The Senate Budget Deal Proves Republicans Love Government Spending
The GOP leadership cheers on a bipartisan spending spree.
Warning: This post contains numbers that may upset anyone who dreams of a smaller government.
With the Senate budget deal announced yesterday, congressional Republicans have proved that they aren't merely big spenders: They bear primary responsibility for Washington's complete lack of fiscal responsibility. At the same time, they have reaffirmed the fact that bipartisanship means a determination to spend us into oblivion.
The bipartisan budget deal that the senators proclaimed so proudly yesterday would add $300 billion over two years to discretionary spending, not counting emergency funds and other add-ons. It would yet again burst the budget caps that Republicans negotiated in 2011 during a debt ceiling deal in exchange for giving more borrowing authority to the Department of Treasury. The debt ceiling would be hiked once again, allowing the Treasury to keep borrowing without asking Congress for an increase. Legislators wouldn't even have to pretend they care about how fast our national debt is growing.

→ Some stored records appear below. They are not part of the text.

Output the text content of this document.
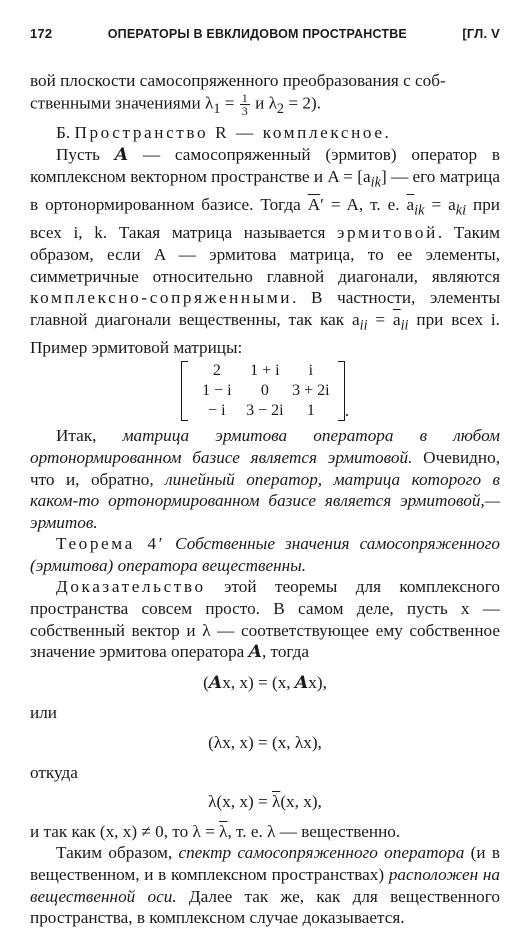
172	ОПЕРАТОРЫ В ЕВКЛИДОВОМ ПРОСТРАНСТВЕ	[ГЛ. V

вой плоскости самосопряженного преобразования с соб-
ственными значениями $\lambda_1 = \frac{1}{3}$ и $\lambda_2 = 2$).

Б. Пространство R — комплексное.

Пусть A — самосопряженный (эрмитов) оператор в комплексном векторном пространстве и $A = [a_{ik}]$ — его матрица в ортонормированном базисе. Тогда $\overline{A}' = A$, т. е. $\overline{a}_{ik} = a_{ki}$ при всех i, k. Такая матрица называется эрмитовой. Таким образом, если A — эрмитова матрица, то ее элементы, симметричные относительно главной диагонали, являются комплексно-сопряженными. В частности, элементы главной диагонали вещественны, так как $a_{ii} = \overline{a}_{ii}$ при всех i. Пример эрмитовой матрицы:

2	1 + i	i
1 − i	0	3 + 2i
− i	3 − 2i	1	.

Итак, матрица эрмитова оператора в любом ортонормированном базисе является эрмитовой. Очевидно, что и, обратно, линейный оператор, матрица которого в каком-то ортонормированном базисе является эрмитовой,— эрмитов.

Теорема 4′ Собственные значения самосопряженного (эрмитова) оператора вещественны.

Доказательство этой теоремы для комплексного пространства совсем просто. В самом деле, пусть x — собственный вектор и λ — соответствующее ему собственное значение эрмитова оператора A, тогда

(Ax, x) = (x, Ax),
или
(λx, x) = (x, λx),
откуда
λ(x, $x) = \overline{\lambda}(x$, x),

и так как (x, x) ≠ 0, то $\lambda = \overline{\lambda}$, т. е. λ — вещественно.

Таким образом, спектр самосопряженного оператора (и в вещественном, и в комплексном пространствах) расположен на вещественной оси. Далее так же, как для вещественного пространства, в комплексном случае доказывается.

Trillion-dollars deficits are coming back fast and probably are here to stay. And this time you can't blame that on a recession or a major war. It's a direct result of a Republican spending binge—an unwillingness to couple tax cuts with reductions in spending.
Republicans claim to be the party of fiscal responsibility, but the GOP has repeatedly broken the budget caps imposed during the Obama administration. Yes, Democrats were often partners in these deals; they get a good portion of the blame too. But they have never pretended that they wanted these budget caps. And they could not have repeatedly broken through federal spending limits without Republicans leading the effort.
The Budget Control Act of 2011 imposed separate caps on military and nonmilitary spending. Yet before the ink of President Obama's signature was dry on that deal, Republican hawks were throwing fits about imposing any fiscal restraint whatsoever on the Pentagon. The party that won't shut up about fraud and abuse in government when it's in the minority also believes that military spending is immune to waste, fraud, and abuse. Republicans refuse to accept that the Pentagon budget is burdened by a poorly designed spending strategy, which leads to malinvestment and outdated military goals. They also seem to believe that an increase in Pentagon spending always, always, always leads to more security and that the military budget should always go up, even when we are not at war.
As a result, we've repeatedly witnessed Republican hawks make deals with Democrats that amount to mutual back scratching: You can spend more at home if we can spend more abroad.
This week's deal resembles those earlier ones in many ways, except that it's even worse. Military spending caps were $549 billion. The Senate wants to jack that up to $629 billion, with an addition $71 billion for war supplementals and emergency funding. The total for this year would be a cozy $700 billion, rising to $716 billion in the 2019 fiscal year.
In exchange, the Democrats get to hike nonmilitary spending by $131 billion over two years. The spending cap in this area stood at $516 in the 2018 fiscal year. It will now be $579 billion, with an extra $12 billion for war supplementals. That results in a sweet balance of $591 billion this year and $605 billion in the 2019 fiscal year. All this extra money will be spending on largely bipartisan priorities, such as infrastructure and the opioid crisis. The deal will probably pass in the House, despite the objections of the Freedom Caucus.
Worse still, the Republican leadership is trying to sell this spending spree as a bipartisan budget victory.
Majority Leader Mitch McConnell admits that it isn't perfect. But he says he was glad to finally get a longer-term budget agreement. Speaker of the House Paul Ryan, meanwhile, is trying to appease disgruntled Republicans by noting that Democrats didn't get much more than what the Republicans themselves wanted. If that's the bipartisan way to get a budget agreement, maybe it's time for gridlock and chaos.